As expected, in the sunlight, the film comes to a conclusion, Ida making decisions, consequences for Anna, and a fate for Ben on a playground swing in that bright sunlight.
And great deal to reflect on in terms of good and evil, intentions of good, intentions of evil, malice, and all in the context of young children.
- The title and expectations? Children? The initial presentation of the children? The moving to different powers? Sinister behaviour? Moving to malevolence?
- The Norway settings, the town, the summer, people absent, people returning, the woods, the lake? The interiors of homes? The musical score?
- The basic presupposition of the narrative, children with powers, using them cruelly, malevolently, against each other? Absolute malevolence? Participating and then change? Victims?
- The initial car ride, moving to the apartment, the family, the focus on Ida, asleep, innocent, then pinching her sister, her place in the household, age 9, wilful? The relationships with her parents? Going out, the encounter with Ben, the instant friendship, out in the woods, able to move stones and objects, her wanting to try? The pet cat? The staircase, dropping the cat, its injuries, surviving, then finding it, stomping on its head, Ida’s reaction? Later seeing the dead cat? Ida and the relationship with Anna, looking after her, taking her out? The encounters with Aisha? The puzzle about Aisha and the connection with Anna, and her improvement?
- Anna, the autism, her age, not connecting with people, the sounds, fascination, scribbling on the slate? With her mother? Anna’s treatment? Visit to the therapist? Going out, and Ida putting the glass in her shoes? The switch to Aisha, her mother, her shoes, the blood, her not feeling the wound? The bond between the two girls? The communication, words?
- Ben, his awareness, the testing out of the communication between the two girls, whispering, distances? The bonding?
- Ben, the growing malevolence, his power of controlling things, people, the man going onto the bridge, the footballing boy, the murder? Ida becoming more aware of this? Ben at home, the relationship with his mother, her death? His being wrapped in his malevolence?

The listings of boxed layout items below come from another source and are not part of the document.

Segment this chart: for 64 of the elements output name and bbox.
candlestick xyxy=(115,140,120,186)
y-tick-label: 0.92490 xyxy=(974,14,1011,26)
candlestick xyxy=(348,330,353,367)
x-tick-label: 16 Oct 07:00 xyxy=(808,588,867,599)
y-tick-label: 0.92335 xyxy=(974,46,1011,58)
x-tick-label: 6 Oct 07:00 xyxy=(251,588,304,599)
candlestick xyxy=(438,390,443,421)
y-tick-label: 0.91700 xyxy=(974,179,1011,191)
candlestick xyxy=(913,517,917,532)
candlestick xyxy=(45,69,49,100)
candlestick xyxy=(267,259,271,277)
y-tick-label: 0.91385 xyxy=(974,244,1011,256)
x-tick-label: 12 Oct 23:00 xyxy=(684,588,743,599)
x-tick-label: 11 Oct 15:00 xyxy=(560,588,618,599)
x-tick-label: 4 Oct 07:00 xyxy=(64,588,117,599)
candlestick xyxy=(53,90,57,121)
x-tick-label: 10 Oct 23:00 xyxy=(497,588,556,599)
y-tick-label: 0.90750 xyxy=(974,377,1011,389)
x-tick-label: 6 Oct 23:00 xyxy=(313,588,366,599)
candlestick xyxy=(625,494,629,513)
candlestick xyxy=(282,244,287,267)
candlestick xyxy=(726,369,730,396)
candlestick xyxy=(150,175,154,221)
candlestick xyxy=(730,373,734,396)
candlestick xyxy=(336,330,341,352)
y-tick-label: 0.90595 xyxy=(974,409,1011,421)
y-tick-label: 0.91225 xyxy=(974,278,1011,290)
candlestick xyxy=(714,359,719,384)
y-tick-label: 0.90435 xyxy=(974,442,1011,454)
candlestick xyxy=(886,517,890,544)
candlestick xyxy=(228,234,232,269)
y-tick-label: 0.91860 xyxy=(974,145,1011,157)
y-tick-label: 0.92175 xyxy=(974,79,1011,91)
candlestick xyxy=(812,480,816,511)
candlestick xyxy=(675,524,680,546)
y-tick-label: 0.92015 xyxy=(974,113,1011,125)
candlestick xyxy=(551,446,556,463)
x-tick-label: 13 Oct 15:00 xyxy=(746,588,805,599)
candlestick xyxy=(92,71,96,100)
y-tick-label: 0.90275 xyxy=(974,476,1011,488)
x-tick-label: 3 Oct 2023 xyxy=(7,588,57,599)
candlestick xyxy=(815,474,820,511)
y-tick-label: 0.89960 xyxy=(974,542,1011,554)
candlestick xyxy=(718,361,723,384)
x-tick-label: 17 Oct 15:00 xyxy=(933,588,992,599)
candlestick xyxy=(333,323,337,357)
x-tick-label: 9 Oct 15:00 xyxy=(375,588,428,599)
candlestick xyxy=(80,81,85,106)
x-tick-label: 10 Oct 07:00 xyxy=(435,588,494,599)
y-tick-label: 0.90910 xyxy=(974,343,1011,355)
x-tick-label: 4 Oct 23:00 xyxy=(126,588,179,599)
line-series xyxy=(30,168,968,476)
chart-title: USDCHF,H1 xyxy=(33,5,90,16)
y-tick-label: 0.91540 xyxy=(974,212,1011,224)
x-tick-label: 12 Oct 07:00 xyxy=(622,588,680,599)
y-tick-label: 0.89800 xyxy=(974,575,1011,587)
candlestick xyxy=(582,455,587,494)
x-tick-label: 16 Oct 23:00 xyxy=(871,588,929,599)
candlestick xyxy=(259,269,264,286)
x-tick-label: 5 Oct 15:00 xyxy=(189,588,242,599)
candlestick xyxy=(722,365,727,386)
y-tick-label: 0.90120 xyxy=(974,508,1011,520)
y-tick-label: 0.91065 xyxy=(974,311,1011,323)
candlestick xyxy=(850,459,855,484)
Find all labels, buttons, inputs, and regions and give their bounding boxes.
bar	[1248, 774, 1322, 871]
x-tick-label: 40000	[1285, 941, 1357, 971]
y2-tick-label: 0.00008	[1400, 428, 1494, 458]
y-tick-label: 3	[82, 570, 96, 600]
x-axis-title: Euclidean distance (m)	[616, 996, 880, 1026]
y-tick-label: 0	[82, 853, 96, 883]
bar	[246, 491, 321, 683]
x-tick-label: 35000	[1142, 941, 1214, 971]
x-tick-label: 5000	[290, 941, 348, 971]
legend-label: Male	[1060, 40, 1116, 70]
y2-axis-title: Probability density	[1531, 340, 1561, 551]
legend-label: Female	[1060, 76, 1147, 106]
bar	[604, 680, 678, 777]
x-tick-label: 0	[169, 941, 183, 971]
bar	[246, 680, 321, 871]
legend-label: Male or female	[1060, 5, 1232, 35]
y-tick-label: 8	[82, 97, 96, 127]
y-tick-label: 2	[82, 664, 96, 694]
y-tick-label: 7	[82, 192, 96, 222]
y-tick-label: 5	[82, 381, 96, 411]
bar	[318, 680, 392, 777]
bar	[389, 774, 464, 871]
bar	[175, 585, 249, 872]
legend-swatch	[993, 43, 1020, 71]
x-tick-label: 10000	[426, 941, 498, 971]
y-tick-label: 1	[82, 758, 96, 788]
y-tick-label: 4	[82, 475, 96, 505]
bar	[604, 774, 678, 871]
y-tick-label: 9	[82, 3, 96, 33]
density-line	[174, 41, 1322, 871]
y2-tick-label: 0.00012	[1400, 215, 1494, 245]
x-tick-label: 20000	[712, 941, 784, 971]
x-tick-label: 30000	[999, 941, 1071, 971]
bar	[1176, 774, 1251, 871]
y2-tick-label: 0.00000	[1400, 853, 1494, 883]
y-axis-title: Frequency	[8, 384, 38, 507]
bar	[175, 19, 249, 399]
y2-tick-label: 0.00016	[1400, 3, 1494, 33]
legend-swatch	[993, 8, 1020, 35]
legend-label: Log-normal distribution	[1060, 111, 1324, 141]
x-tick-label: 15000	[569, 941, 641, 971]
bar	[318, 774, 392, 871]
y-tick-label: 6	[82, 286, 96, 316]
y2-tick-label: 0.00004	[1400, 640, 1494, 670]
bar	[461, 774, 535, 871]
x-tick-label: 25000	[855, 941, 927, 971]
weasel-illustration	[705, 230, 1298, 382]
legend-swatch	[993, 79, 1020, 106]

- Anna, the realisation, Ida beginning to protect her? Going out with Ben, the model plane, flying it, the bridge, her pushing him over? The woman seeing her, Ida and the reality, her vision of people in the woods, the dark? The car hitting her, hospital, injuries? Ben recovering and getting away?
- Aisha, the communication with Anna? Her fears at home, her reliance on her mother? Her mother possessed by Ben, stabbing her daughter? Her death, the monument, Ida and her mother present?
- Anna, the consequences, going out, confronting Ben, the movement of the sand, the water, Ben sitting on the swing, exercising his power, Anna with the stronger power, his sitting dead in the swing?
- Ida, her concern, breaking the cast, going to rescue Anna?
- The role of the parents throughout, the father and his work, yet care, the delight in Anna’s improvement, their hopes?
- The end, and are reverting, Ida with her?
- The eerie experience for an adult audience, innocence and malevolence of children, and dire consequences?